Personal named entity linking based on simple partial tree matching and context free grammar
Abstract
Personal name disambiguation is the task of linking a personal name to a unique comparable
entry in the real world, also known as named entity linking (NEL). Algorithms for NEL
consist of three main components: extractor, searcher, and disambiguator.
Existing approaches for NEL use exact-matched look-up over the surface form to generate
a set of candidate entities in each of the mentioned names. The exact-matched look-up
is wholly inadequate to generate a candidate entity due to the fact that the personal names
within a web page lack uniform representation. In addition, the performance of a disambiguator
in ranking candidate entities is limited by context similarity. Context similarity is
an inflexible feature for personal disambiguation because natural language is highly variable.
We propose a new approach that can be used to both identify and disambiguate personal
names mentioned on a web page.
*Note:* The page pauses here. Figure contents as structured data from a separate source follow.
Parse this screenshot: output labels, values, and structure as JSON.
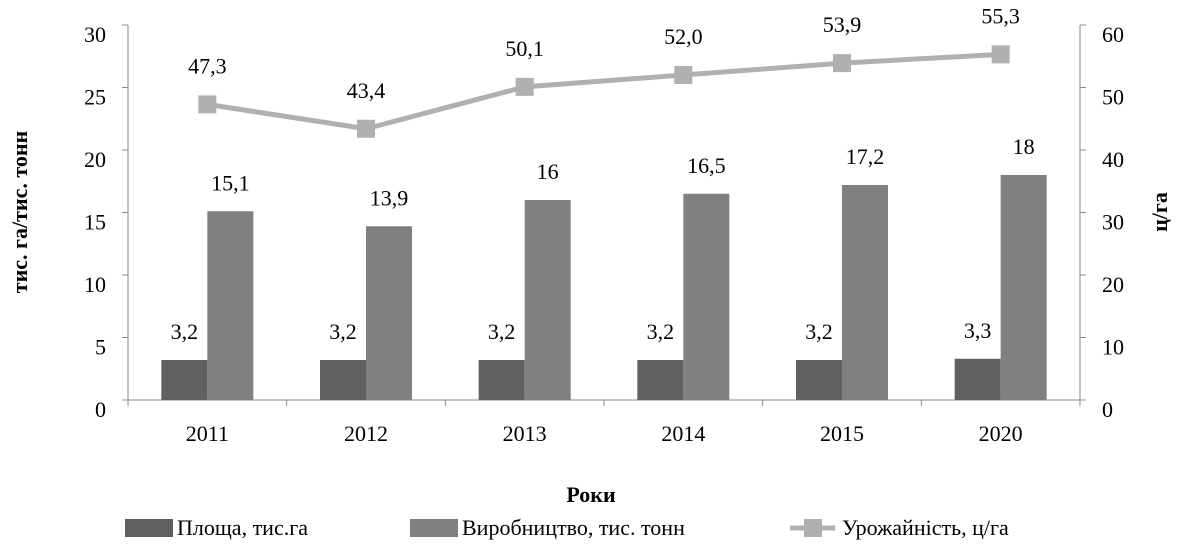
{
  "chart_data": {
    "type": "bar",
    "categories": [
      "2011",
      "2012",
      "2013",
      "2014",
      "2015",
      "2020"
    ],
    "series": [
      {
        "name": "Площа, тис.га",
        "color": "#606060",
        "values": [
          3.2,
          3.2,
          3.2,
          3.2,
          3.2,
          3.3
        ],
        "value_labels": [
          "3,2",
          "3,2",
          "3,2",
          "3,2",
          "3,2",
          "3,3"
        ]
      },
      {
        "name": "Виробництво, тис. тонн",
        "color": "#808080",
        "values": [
          15.1,
          13.9,
          16,
          16.5,
          17.2,
          18
        ],
        "value_labels": [
          "15,1",
          "13,9",
          "16",
          "16,5",
          "17,2",
          "18"
        ]
      },
      {
        "name": "Урожайність, ц/га",
        "color": "#b0b0b0",
        "type": "line",
        "axis": "y2",
        "values": [
          47.3,
          43.4,
          50.1,
          52.0,
          53.9,
          55.3
        ],
        "value_labels": [
          "47,3",
          "43,4",
          "50,1",
          "52,0",
          "53,9",
          "55,3"
        ]
      }
    ],
    "x_label": "Роки",
    "y_label": "тис. га/тис. тонн",
    "y2_label": "ц/га",
    "ylim": [
      0,
      30
    ],
    "yticks": [
      0,
      5,
      10,
      15,
      20,
      25,
      30
    ],
    "y2lim": [
      0,
      60
    ],
    "y2ticks": [
      0,
      10,
      20,
      30,
      40,
      50,
      60
    ],
    "grid": false
  }
}
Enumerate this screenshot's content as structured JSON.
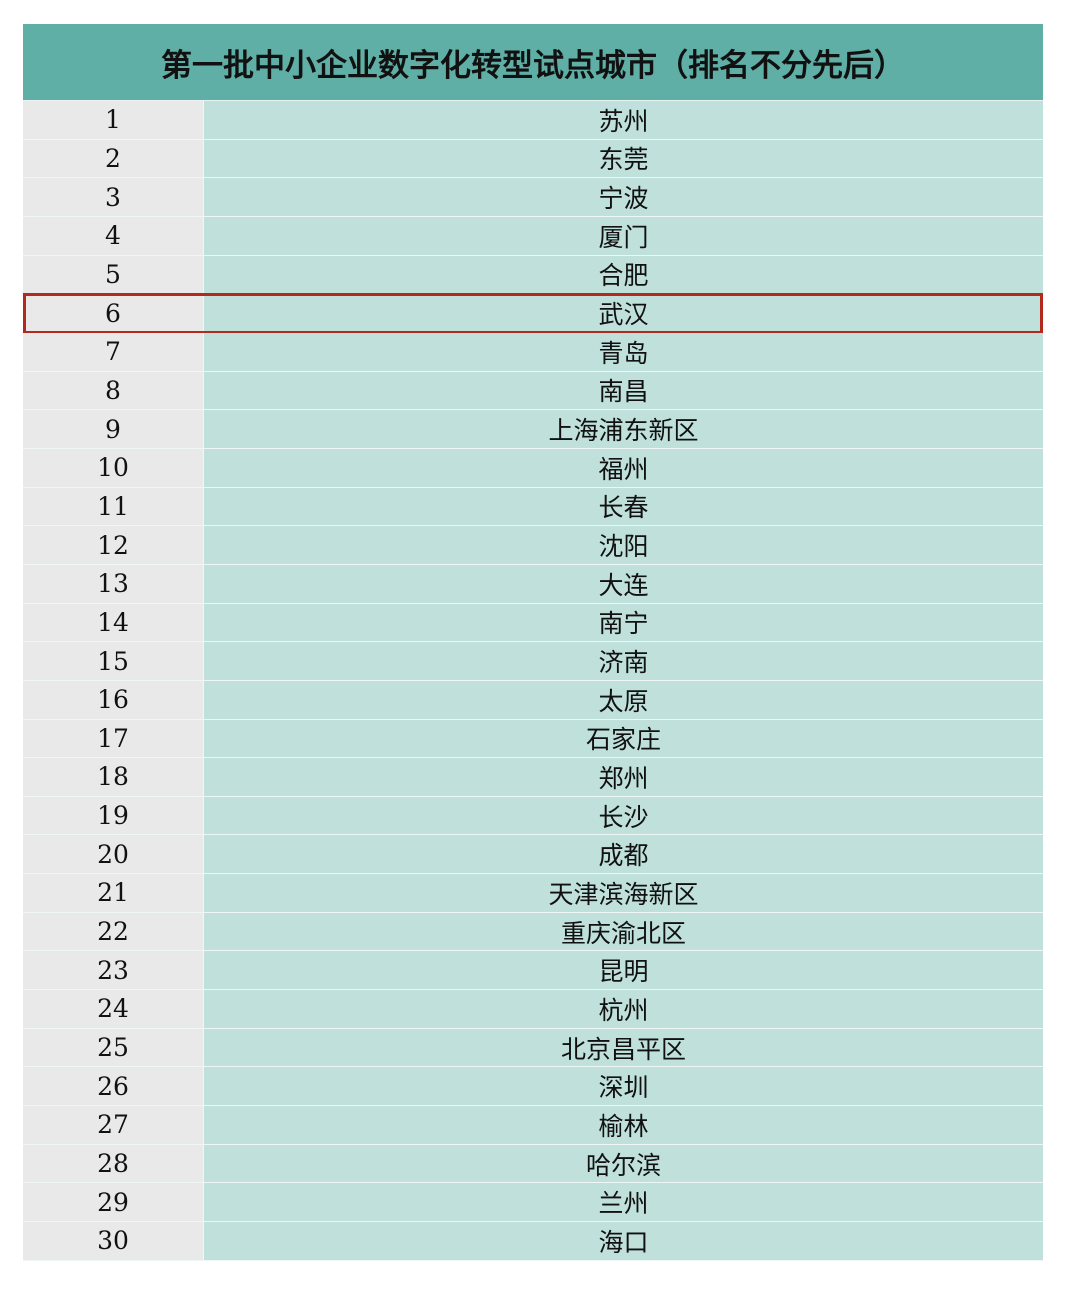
{
  "title": "第一批中小企业数字化转型试点城市（排名不分先后）",
  "highlight_color": "#b3291b",
  "highlighted_row": 6,
  "rows": [
    {
      "no": "1",
      "city": "苏州"
    },
    {
      "no": "2",
      "city": "东莞"
    },
    {
      "no": "3",
      "city": "宁波"
    },
    {
      "no": "4",
      "city": "厦门"
    },
    {
      "no": "5",
      "city": "合肥"
    },
    {
      "no": "6",
      "city": "武汉"
    },
    {
      "no": "7",
      "city": "青岛"
    },
    {
      "no": "8",
      "city": "南昌"
    },
    {
      "no": "9",
      "city": "上海浦东新区"
    },
    {
      "no": "10",
      "city": "福州"
    },
    {
      "no": "11",
      "city": "长春"
    },
    {
      "no": "12",
      "city": "沈阳"
    },
    {
      "no": "13",
      "city": "大连"
    },
    {
      "no": "14",
      "city": "南宁"
    },
    {
      "no": "15",
      "city": "济南"
    },
    {
      "no": "16",
      "city": "太原"
    },
    {
      "no": "17",
      "city": "石家庄"
    },
    {
      "no": "18",
      "city": "郑州"
    },
    {
      "no": "19",
      "city": "长沙"
    },
    {
      "no": "20",
      "city": "成都"
    },
    {
      "no": "21",
      "city": "天津滨海新区"
    },
    {
      "no": "22",
      "city": "重庆渝北区"
    },
    {
      "no": "23",
      "city": "昆明"
    },
    {
      "no": "24",
      "city": "杭州"
    },
    {
      "no": "25",
      "city": "北京昌平区"
    },
    {
      "no": "26",
      "city": "深圳"
    },
    {
      "no": "27",
      "city": "榆林"
    },
    {
      "no": "28",
      "city": "哈尔滨"
    },
    {
      "no": "29",
      "city": "兰州"
    },
    {
      "no": "30",
      "city": "海口"
    }
  ]
}
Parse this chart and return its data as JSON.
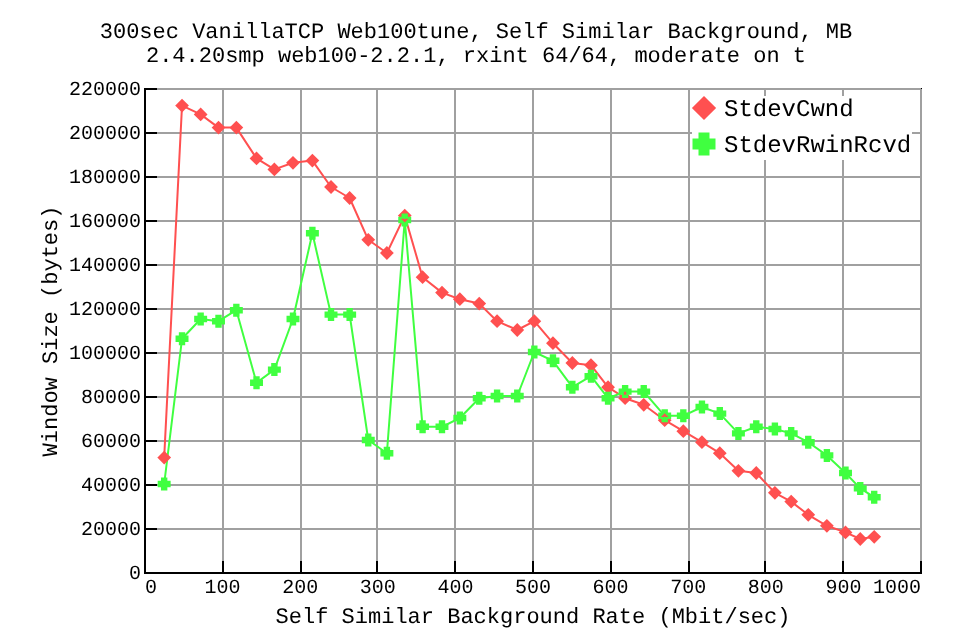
{
  "chart_data": {
    "type": "line",
    "title": [
      "300sec  VanillaTCP  Web100tune, Self Similar Background, MB",
      "2.4.20smp web100-2.2.1, rxint 64/64, moderate on t"
    ],
    "xlabel": "Self Similar Background Rate (Mbit/sec)",
    "ylabel": "Window Size (bytes)",
    "x": [
      26,
      49,
      73,
      96,
      119,
      145,
      168,
      192,
      217,
      241,
      265,
      289,
      313,
      336,
      359,
      384,
      407,
      432,
      455,
      481,
      503,
      527,
      552,
      576,
      598,
      620,
      644,
      671,
      695,
      719,
      742,
      766,
      789,
      813,
      834,
      856,
      880,
      904,
      923,
      941
    ],
    "series": [
      {
        "name": "StdevCwnd",
        "color": "#ff5050",
        "marker": "diamond",
        "values": [
          52000,
          212000,
          208000,
          202000,
          202000,
          188000,
          183000,
          186000,
          187000,
          175000,
          170000,
          151000,
          145000,
          162000,
          134000,
          127000,
          124000,
          122000,
          114000,
          110000,
          114000,
          104000,
          95000,
          94000,
          84000,
          79000,
          76000,
          69000,
          64000,
          59000,
          54000,
          46000,
          45000,
          36000,
          32000,
          26000,
          21000,
          18000,
          15000,
          16000
        ]
      },
      {
        "name": "StdevRwinRcvd",
        "color": "#40ff40",
        "marker": "cross",
        "values": [
          40000,
          106000,
          115000,
          114000,
          119000,
          86000,
          92000,
          115000,
          154000,
          117000,
          117000,
          60000,
          54000,
          160000,
          66000,
          66000,
          70000,
          79000,
          80000,
          80000,
          100000,
          96000,
          84000,
          89000,
          79000,
          82000,
          82000,
          71000,
          71000,
          75000,
          72000,
          63000,
          66000,
          65000,
          63000,
          59000,
          53000,
          45000,
          38000,
          34000
        ]
      }
    ],
    "xlim": [
      0,
      1000
    ],
    "xticks": [
      0,
      100,
      200,
      300,
      400,
      500,
      600,
      700,
      800,
      900,
      1000
    ],
    "ylim": [
      0,
      220000
    ],
    "yticks": [
      0,
      20000,
      40000,
      60000,
      80000,
      100000,
      120000,
      140000,
      160000,
      180000,
      200000,
      220000
    ],
    "grid": true,
    "legend": "top right"
  }
}
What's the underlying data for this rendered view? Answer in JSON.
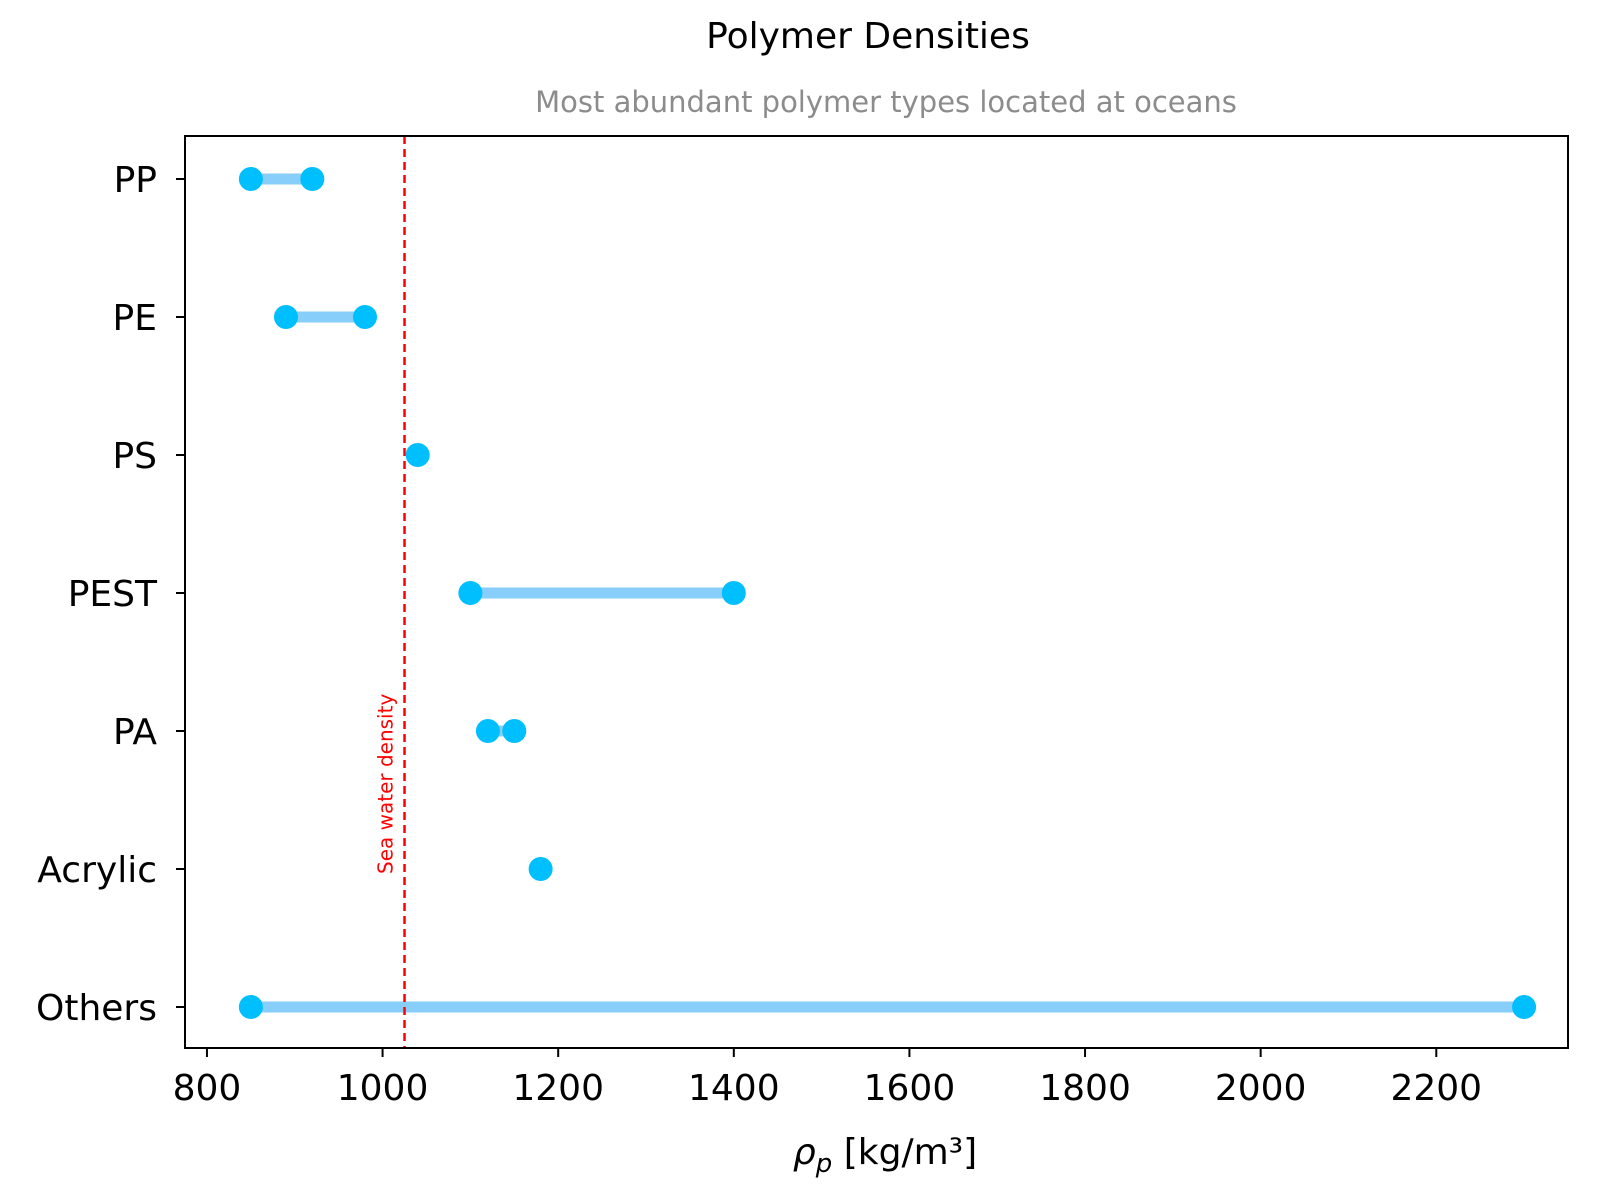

Our NEL algorithm uses: as an extractor: a control flow
graph; AlchemyAPI, as a searcher: Personal Name Transformation Modules (PNTM) based
on Context Free Grammar and the Jaro-Winkler text similarity metric and as a disambiguator:
the entity coherence method: the Occupation Architecture for Personal Name Disambiguation
(OAPnDis), personal name concepts and Simple Partial Tree Matching (SPTM).
Experimental results, evaluated on real-world data sets, show that the accuracy of our NEL
is 92%, which is higher than the accuracy of previously used methods.